History

United States
- Name: USS LST-1044
- Laid down: 25 November 1944
- Launched: 3 February 1944
- Commissioned: 2 March 1945
- Decommissioned: 26 June 1946
- Fate: Sold,; 8 January 1948;
- Stricken: 31 July 1946
- Honours and awards: one battle star

Argentina
- Name: ARA Cabo Pio (BDT-10)
- Acquired: 14 November 1948
- Out of service: 1981

General characteristics
- Class & type: LST-542-class LST
- Displacement: 1,490 tons (light);; 4,080 tons (full load of 2,100 tons);
- Length: 328 ft (100 m)
- Beam: 50 ft (15 m)
- Draft: 8 ft (2.4 m) forward;; 14 ft 4 in (4.37 m) aft (full load);
- Propulsion: Two diesel engines, two shafts
- Speed: 10.8 knots (20 km/h) (max);; 9 knots (17 km/h) (econ);
- Complement: 7 officers, 204 enlisted
- Armament: 8 × 40 mm guns;; 12 × 20 mm guns;

= USS LST-1044 =

Tank landing ship

USS LST-1044 was an LST-542-class tank landing ship in the United States Navy. Like many of her class, she was not named and is properly referred to by her hull designation.

==History==
LST-1044 was laid down on 25 November 1944 at Pittsburgh, Pa., by the Dravo Corporation; launched on 3 February 1945; sponsored by Mrs.
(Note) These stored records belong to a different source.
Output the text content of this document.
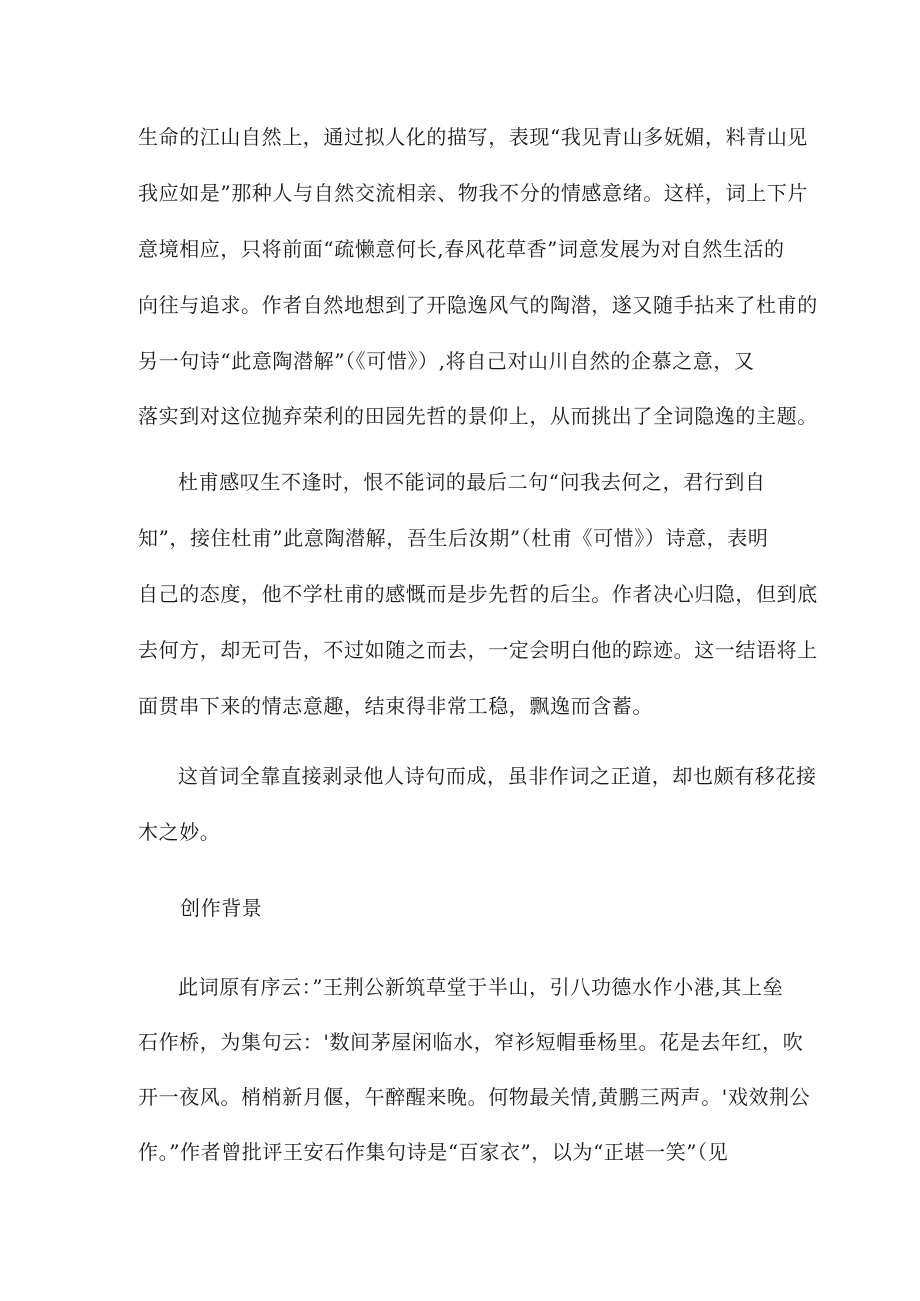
生命的江山自然上，通过拟人化的描写，表现“我见青山多妩媚，料青山见
我应如是”那种人与自然交流相亲、物我不分的情感意绪。这样，词上下片
意境相应，只将前面“疏懒意何长,春风花草香”词意发展为对自然生活的
向往与追求。作者自然地想到了开隐逸风气的陶潜，遂又随手拈来了杜甫的
另一句诗“此意陶潜解”（《可惜》）,将自己对山川自然的企慕之意，又
落实到对这位抛弃荣利的田园先哲的景仰上，从而挑出了全词隐逸的主题。
杜甫感叹生不逢时，恨不能词的最后二句“问我去何之，君行到自
知”，接住杜甫”此意陶潜解，吾生后汝期”（杜甫《可惜》）诗意，表明
自己的态度，他不学杜甫的感慨而是步先哲的后尘。作者决心归隐，但到底
去何方，却无可告，不过如随之而去，一定会明白他的踪迹。这一结语将上
面贯串下来的情志意趣，结束得非常工稳，飘逸而含蓄。
这首词全靠直接剥录他人诗句而成，虽非作词之正道，却也颇有移花接
木之妙。
创作背景
此词原有序云：”王荆公新筑草堂于半山，引八功德水作小港,其上垒
石作桥，为集句云：'数间茅屋闲临水，窄衫短帽垂杨里。花是去年红，吹
开一夜风。梢梢新月偃，午醉醒来晚。何物最关情,黄鹏三两声。'戏效荆公
作。”作者曾批评王安石作集句诗是“百家衣”，以为“正堪一笑”（见
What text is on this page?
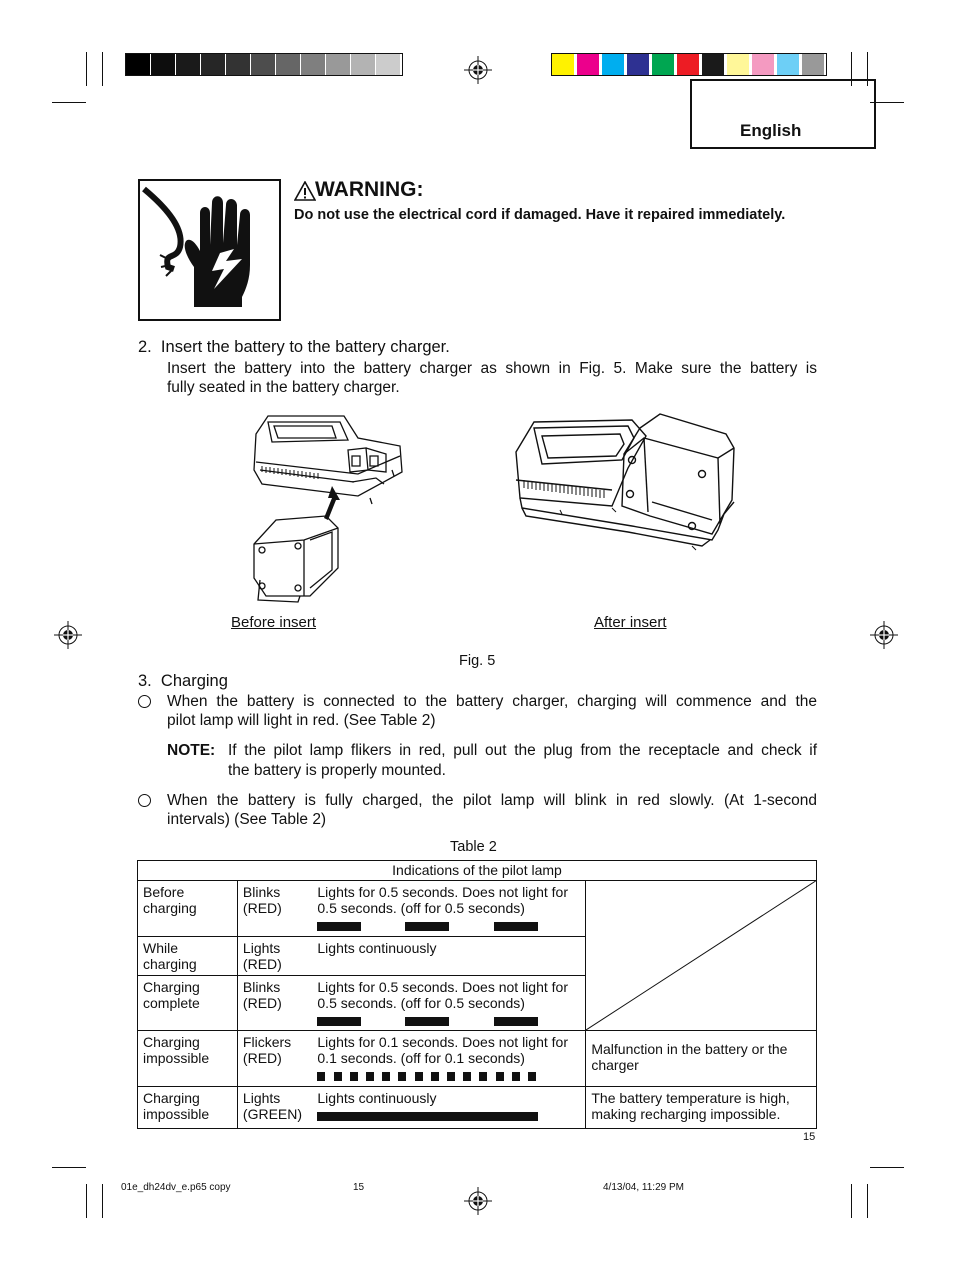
English
WARNING:
Do not use the electrical cord if damaged. Have it repaired immediately.
2.  Insert the battery to the battery charger.
Insert the battery into the battery charger as shown in Fig. 5. Make sure the battery is
fully seated in the battery charger.
Before insert	After insert
Fig. 5
3.  Charging
When the battery is connected to the battery charger, charging will commence and the
pilot lamp will light in red. (See Table 2)
NOTE: If the pilot lamp flikers in red, pull out the plug from the receptacle and check if
the battery is properly mounted.
When the battery is fully charged, the pilot lamp will blink in red slowly. (At 1-second
intervals) (See Table 2)
Table 2
Indications of the pilot lamp			
Before charging	Blinks (RED)	Lights for 0.5 seconds. Does not light for 0.5 seconds. (off for 0.5 seconds)

While charging	Lights (RED)	Lights continuously	

Charging complete	Blinks (RED)	Lights for 0.5 seconds. Does not light for 0.5 seconds. (off for 0.5 seconds)	

Charging impossible	Flickers (RED)	Lights for 0.1 seconds. Does not light for 0.1 seconds. (off for 0.1 seconds)	Malfunction in the battery or the charger
Charging impossible	Lights (GREEN)	Lights continuously	The battery temperature is high, making recharging impossible.
15
01e_dh24dv_e.p65 copy	15	4/13/04, 11:29 PM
J. D. Port; and commissioned on 2 March 1945.

Following World War II, LST-1044 performed occupation duty in the Far East and saw service in China until mid-April 1946. She returned to the United States and was decommissioned on 28 June 1946 and struck from the Navy list on 31 July that same year. In January 1948, the ship was sold to Pablo N. Ferrari & Co. for operation, and was transferred to Argentina.

=== Argentine service ===
In Argentine Navy service, LST-1044 was renamed ARA Cabo Pio and redesignated BDT-10 (Buque Desembarco de Tanques), later Q-50. She was retired in 1981.